These last few weeks have allowed us to connect with our supporters around Rappahannock Electric Cooperative (REC) territory, with dozens of REC member-owners joining us for a community gathering in Sperryville and a night of free tacos and good conversation in Berryville. These events have hardened our resolve to fight for transparency and member control in our co-op!
We’re excited to continue holding community events throughout REC territory in coming weeks and months. If you’d like to help us organize a small or large event near you, please contact us at email@example.com.
SCC hearing postponed
Previously, we’ve let you know about the planned hearing before the State Corporation Commission (SCC), originally scheduled for December 11. However, the hearing has now been postponed. Here’s why.
The case was filed with the SCC by three REC members—who are co-founders of Repower REC—way back in July. The petition before the SCC simply seeks to allow REC members to put bylaw proposals on the ballot for the co-op’s 2019 annual meeting. However, while both the petitioners and REC contend that the SCC has jurisdiction over the matter, the SCC staff recently filed a report arguing that the SCC actually doesn’t.
The staff’s recommendation is not the final word in the matter. The hearing examiner must also make a recommendation and ultimately the three SCC judges make the final decision.
But in light of the new issues raised by the staff, the hearing examiner decided to postpone Tuesday’s hearing, while he considers the arguments about jurisdiction. While the delay is disappointing, the three REC members are determined to continue fighting the case until there’s a resolution—either from the SCC or in a state court if the SCC determines it lacks jurisdiction (or in a settlement if REC’s board becomes willing to engage in dialogue with the petitioners).
What we’re fighting for
It’s worth remembering what the three petitioners and Repower REC co-founders are seeking. Virginia law and REC bylaws say that electric co-op members have the right to propose changes to co-op bylaws, for a vote by the co-op membership at its annual meeting. The proposals at issue seek three simple, modest reforms: (a) full disclosure to all co-op members of total board of director compensation, (b) allowing co-op members to observe board meetings, and (c) clarification of the proxy form used in board elections to make it clearer and ensure that voting members’ intent is reflected in election outcomes.
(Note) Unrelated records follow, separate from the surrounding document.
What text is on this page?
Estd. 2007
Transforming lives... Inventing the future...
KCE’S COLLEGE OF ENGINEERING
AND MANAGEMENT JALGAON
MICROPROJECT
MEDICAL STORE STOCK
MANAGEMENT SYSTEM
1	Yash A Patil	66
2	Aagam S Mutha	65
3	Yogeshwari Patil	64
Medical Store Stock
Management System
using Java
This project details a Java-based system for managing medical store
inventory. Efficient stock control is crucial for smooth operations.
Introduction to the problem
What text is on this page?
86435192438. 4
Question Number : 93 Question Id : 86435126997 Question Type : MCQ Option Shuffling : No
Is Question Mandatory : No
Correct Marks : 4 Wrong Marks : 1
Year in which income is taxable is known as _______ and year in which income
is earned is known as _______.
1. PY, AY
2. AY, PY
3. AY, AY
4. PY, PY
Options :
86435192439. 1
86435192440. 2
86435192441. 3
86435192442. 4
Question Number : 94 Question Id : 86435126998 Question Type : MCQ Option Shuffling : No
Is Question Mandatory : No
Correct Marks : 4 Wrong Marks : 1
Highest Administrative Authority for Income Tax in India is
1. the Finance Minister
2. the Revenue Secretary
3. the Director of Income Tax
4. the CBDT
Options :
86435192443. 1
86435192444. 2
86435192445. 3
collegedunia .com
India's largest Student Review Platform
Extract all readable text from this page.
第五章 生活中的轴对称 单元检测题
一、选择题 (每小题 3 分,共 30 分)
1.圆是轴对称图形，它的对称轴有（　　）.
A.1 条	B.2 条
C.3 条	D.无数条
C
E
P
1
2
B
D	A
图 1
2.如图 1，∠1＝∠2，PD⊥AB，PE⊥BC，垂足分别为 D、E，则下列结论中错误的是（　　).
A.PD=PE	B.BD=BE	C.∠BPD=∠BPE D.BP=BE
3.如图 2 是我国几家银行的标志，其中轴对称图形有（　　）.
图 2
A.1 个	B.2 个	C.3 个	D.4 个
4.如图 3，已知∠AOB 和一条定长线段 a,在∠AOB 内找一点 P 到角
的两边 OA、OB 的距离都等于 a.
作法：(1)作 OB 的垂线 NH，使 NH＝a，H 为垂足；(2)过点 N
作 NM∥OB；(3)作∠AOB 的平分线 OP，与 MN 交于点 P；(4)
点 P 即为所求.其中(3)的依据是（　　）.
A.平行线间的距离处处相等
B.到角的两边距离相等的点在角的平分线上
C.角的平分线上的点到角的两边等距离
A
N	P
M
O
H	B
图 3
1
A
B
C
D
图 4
Because of these recent delays, co-op members will now most likely not have a chance to vote on these reforms at the 2019 annual meeting (because the 500 petition signatures must be submitted around February 1). But we hope that this will be resolved to get the reforms on the ballot in 2020.
In the meantime, we’ll keep you informed about the many other ways that Repower REC and our growing community of supporters can push for much-needed reforms at our co-op.